Бывало, приходил сюда Степаныч с внуком Левоном. Тот любил деда, и ещё был в том возрасте, когда дед мог упросить его пойти с собой куда угодно.

- Вот здесь, Левон джан, будет стена, - показывал дед на место, где никогда стены не будет, - а здесь будут ворота. Но не такие, какие были. У нас же какие были? Из тонкого листа. Так заржавели, что стыдно было перед людьми. А сейчас мы из нержавйки ворота поставим. Такие, чтобы никто никогда снести не смог. Дом – это ведь место, откуда никуда уйти не хочешь, - резюмировал дед.

- Нет, дед, - отвечал ему внук, - дом – это место, куда хочешь возвращаться.

- Ай, Левон джан, это то же самое! – улыбаясь всплескивал руками Степаныч.

- То же, да не совсем.

Каждый раз Степаныч рассказывал внуку о своих новых планах на дом. Меж тем, жизнь как-то незаметно, потихоньку уходила, пока не ушла от Степаныча полностью. Дома он не построил.

Прошли годы. Дети его так и прожили той жизнью, какую раздобыли. А внук Левон остался в этих местах и стал старым. Он приходил сюда соприкасаться с воспоминаниями: своими и Степаныча.
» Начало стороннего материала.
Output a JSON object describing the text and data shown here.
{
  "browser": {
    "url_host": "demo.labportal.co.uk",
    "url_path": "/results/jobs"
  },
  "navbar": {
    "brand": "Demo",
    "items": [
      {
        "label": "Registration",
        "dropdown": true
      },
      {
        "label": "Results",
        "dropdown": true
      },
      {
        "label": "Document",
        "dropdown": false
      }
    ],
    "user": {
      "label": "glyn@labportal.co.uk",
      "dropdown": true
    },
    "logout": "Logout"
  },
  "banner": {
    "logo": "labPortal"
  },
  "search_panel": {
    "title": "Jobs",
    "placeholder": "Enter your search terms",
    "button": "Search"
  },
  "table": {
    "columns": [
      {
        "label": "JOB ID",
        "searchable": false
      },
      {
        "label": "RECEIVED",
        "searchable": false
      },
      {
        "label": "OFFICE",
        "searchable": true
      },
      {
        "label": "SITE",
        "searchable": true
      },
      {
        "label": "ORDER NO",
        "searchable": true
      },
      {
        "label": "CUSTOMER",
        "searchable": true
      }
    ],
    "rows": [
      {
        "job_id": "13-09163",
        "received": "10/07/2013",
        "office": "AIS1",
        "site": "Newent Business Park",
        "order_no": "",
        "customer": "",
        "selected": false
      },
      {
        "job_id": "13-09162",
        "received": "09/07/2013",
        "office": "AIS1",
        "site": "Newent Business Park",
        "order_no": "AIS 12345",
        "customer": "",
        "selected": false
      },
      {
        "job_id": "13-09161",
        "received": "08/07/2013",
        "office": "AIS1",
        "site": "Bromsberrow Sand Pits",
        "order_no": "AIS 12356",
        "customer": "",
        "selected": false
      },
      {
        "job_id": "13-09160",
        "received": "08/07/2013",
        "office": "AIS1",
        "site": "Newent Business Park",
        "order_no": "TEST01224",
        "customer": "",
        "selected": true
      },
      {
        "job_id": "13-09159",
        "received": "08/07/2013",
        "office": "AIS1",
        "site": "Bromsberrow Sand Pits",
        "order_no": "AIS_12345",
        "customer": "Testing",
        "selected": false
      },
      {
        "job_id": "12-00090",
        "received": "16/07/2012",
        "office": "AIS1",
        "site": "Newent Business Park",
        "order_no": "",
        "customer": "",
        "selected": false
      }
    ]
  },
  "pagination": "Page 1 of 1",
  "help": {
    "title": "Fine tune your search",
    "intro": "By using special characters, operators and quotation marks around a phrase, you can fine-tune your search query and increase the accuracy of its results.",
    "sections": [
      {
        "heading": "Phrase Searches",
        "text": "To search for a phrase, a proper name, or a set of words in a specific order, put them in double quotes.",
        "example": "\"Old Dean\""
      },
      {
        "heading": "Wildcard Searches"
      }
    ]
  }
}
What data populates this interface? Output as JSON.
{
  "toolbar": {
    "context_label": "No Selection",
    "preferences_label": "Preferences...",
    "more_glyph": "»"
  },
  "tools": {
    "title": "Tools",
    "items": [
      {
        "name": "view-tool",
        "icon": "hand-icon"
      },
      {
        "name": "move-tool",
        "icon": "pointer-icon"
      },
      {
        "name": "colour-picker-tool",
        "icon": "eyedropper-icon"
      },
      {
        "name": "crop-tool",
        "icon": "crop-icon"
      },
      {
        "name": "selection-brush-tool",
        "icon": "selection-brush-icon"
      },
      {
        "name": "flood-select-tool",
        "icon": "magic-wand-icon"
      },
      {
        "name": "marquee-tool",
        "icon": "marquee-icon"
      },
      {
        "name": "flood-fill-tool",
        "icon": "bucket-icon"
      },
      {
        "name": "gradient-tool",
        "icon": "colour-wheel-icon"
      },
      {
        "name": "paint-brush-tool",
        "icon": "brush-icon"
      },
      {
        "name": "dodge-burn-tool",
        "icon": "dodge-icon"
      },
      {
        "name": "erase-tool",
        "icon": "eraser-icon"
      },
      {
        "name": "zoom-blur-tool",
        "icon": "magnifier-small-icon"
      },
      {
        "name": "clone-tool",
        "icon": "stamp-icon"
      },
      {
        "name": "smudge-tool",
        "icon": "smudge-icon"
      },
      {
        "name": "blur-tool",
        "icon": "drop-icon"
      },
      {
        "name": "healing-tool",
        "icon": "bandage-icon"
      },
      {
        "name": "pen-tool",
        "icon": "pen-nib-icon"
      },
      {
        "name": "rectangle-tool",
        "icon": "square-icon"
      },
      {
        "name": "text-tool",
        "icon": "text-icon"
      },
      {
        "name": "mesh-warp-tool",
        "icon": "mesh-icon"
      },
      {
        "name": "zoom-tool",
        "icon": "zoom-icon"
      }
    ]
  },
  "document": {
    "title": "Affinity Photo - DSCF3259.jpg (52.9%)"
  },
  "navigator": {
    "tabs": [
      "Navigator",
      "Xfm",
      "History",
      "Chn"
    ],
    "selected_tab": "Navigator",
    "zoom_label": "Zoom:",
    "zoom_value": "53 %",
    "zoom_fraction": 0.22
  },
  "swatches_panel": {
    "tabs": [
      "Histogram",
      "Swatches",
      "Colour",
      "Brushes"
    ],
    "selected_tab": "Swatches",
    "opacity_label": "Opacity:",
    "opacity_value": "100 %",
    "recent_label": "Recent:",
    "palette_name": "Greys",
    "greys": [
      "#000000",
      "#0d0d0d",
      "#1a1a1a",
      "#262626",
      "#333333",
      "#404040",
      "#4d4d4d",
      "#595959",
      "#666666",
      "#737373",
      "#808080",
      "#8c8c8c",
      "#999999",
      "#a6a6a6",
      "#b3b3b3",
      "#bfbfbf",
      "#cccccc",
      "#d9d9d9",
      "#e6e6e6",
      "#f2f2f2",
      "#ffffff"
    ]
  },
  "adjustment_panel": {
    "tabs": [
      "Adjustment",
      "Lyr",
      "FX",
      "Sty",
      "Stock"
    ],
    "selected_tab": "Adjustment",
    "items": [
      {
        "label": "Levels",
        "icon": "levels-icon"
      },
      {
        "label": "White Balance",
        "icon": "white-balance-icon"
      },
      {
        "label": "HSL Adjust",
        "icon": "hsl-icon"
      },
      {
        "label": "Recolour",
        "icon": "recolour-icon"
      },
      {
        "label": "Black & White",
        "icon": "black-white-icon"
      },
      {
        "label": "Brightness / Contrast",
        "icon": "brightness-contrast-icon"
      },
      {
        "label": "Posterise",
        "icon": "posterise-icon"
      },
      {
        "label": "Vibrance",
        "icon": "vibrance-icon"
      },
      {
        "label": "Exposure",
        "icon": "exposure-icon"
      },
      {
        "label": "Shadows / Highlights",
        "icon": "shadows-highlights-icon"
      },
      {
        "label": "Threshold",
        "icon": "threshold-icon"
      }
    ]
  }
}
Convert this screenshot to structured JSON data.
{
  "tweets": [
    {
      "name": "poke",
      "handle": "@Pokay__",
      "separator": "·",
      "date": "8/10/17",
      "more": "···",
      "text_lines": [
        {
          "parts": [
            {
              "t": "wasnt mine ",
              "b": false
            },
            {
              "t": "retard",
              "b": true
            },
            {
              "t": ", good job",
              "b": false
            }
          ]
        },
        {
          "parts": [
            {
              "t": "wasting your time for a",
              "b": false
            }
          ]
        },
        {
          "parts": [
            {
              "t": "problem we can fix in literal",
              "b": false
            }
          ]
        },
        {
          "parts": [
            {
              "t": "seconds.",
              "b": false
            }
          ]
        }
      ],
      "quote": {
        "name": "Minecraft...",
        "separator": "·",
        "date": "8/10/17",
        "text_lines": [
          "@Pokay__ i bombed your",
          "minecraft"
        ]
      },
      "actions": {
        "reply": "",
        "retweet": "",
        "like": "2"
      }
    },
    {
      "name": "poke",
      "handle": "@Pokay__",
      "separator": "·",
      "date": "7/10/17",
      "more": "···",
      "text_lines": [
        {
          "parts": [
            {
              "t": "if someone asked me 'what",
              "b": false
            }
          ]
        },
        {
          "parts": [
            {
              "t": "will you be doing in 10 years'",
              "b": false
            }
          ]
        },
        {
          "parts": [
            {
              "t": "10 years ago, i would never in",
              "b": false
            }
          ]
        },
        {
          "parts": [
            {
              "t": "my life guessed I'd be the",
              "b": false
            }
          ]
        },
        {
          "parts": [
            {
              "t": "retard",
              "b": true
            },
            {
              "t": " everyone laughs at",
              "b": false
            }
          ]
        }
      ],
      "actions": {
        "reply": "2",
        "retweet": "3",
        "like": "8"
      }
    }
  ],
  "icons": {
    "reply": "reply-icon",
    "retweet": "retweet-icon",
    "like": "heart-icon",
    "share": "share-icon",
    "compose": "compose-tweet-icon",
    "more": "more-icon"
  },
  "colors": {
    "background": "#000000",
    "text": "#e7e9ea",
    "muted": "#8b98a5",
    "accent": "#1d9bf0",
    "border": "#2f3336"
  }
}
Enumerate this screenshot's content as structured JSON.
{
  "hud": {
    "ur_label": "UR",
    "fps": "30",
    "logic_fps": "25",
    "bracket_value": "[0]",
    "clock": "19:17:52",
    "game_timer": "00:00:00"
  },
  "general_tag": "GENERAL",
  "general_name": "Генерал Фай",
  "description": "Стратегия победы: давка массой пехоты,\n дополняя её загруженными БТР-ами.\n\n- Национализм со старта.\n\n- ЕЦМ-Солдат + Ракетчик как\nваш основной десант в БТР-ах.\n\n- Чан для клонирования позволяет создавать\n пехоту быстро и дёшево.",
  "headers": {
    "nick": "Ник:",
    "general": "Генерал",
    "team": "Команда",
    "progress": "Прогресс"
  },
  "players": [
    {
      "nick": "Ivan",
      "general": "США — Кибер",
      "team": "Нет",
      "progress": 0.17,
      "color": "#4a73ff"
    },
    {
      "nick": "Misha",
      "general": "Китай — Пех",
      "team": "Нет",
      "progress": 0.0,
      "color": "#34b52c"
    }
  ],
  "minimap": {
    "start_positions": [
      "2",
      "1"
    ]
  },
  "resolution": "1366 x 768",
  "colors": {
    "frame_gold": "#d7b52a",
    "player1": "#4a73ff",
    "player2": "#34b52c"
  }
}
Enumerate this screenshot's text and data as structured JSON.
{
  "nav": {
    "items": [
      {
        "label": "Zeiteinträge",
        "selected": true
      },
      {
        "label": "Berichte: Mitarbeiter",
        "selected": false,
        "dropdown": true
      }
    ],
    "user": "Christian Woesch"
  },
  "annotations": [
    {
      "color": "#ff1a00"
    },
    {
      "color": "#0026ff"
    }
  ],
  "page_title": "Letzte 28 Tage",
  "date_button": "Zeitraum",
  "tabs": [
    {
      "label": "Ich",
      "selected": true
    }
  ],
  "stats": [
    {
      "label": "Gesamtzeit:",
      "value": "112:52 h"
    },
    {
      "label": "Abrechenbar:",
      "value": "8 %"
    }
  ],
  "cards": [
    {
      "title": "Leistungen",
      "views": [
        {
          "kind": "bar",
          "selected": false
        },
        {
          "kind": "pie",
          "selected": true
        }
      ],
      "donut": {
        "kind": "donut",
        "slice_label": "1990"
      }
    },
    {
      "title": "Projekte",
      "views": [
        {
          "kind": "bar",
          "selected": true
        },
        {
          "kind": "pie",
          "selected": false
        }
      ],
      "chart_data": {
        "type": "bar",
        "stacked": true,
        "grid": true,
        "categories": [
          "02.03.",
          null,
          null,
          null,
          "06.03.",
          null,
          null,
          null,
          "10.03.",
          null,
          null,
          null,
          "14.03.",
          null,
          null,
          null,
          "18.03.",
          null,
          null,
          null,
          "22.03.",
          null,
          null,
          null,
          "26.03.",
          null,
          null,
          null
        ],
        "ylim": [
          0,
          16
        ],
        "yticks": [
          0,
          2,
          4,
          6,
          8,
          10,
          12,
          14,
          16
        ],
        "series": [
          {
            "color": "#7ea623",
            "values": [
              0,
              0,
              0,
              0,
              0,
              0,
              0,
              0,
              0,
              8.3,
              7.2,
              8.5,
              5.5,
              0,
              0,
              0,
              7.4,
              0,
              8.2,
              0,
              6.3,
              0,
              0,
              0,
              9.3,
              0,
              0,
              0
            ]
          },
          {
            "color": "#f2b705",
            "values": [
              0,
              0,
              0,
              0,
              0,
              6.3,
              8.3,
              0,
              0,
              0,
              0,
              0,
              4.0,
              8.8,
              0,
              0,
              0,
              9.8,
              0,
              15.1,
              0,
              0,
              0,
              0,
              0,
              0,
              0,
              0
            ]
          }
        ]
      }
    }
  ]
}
Воспоминания Степаныча он додумывал сам, отчего интереснее и грустнее становилось. Пустошь так и осталась пустошью. Всё тут так, как и было. Изменилось только то, что Левон стал не согласен с дедом: ворота надо не просто из нержавейки делать, а откатные и с секциями ограждения. Чтобы никто никогда снести не смог. Остальное всё так, как говорил дед. Левон уверен, что он обязательно построит этот дом. Средств у него нет, но это ведь не главное...


НЕСУЩЕСТВУЮЩИЙ ДЕНЬ

Начинался самый обычный день, но не для Цуцанова. Он не желал начинать его вообще. Цуцанов устал. Внутри своего тела он ощущал напряжение, которое нарастало по мере того, как темнота исчезала в неведомом направлении, разбавляясь светом, непоявившегося пока солнца. Цуцанов решил уйти из этого дня куда-то, где никто бы его не достал. Цуцанов хотел вылезти, как змея, из своей выползины, вылететь из этого дня. Он не стал тянуть время, потому что день заставал его, а ему не нужен был этот день вообще. Он хотел, чтобы день и все вокруг обошлись без него. А главное – чтобы он сам остался без себя на время. Цуцанов второпях вышел из квартиры.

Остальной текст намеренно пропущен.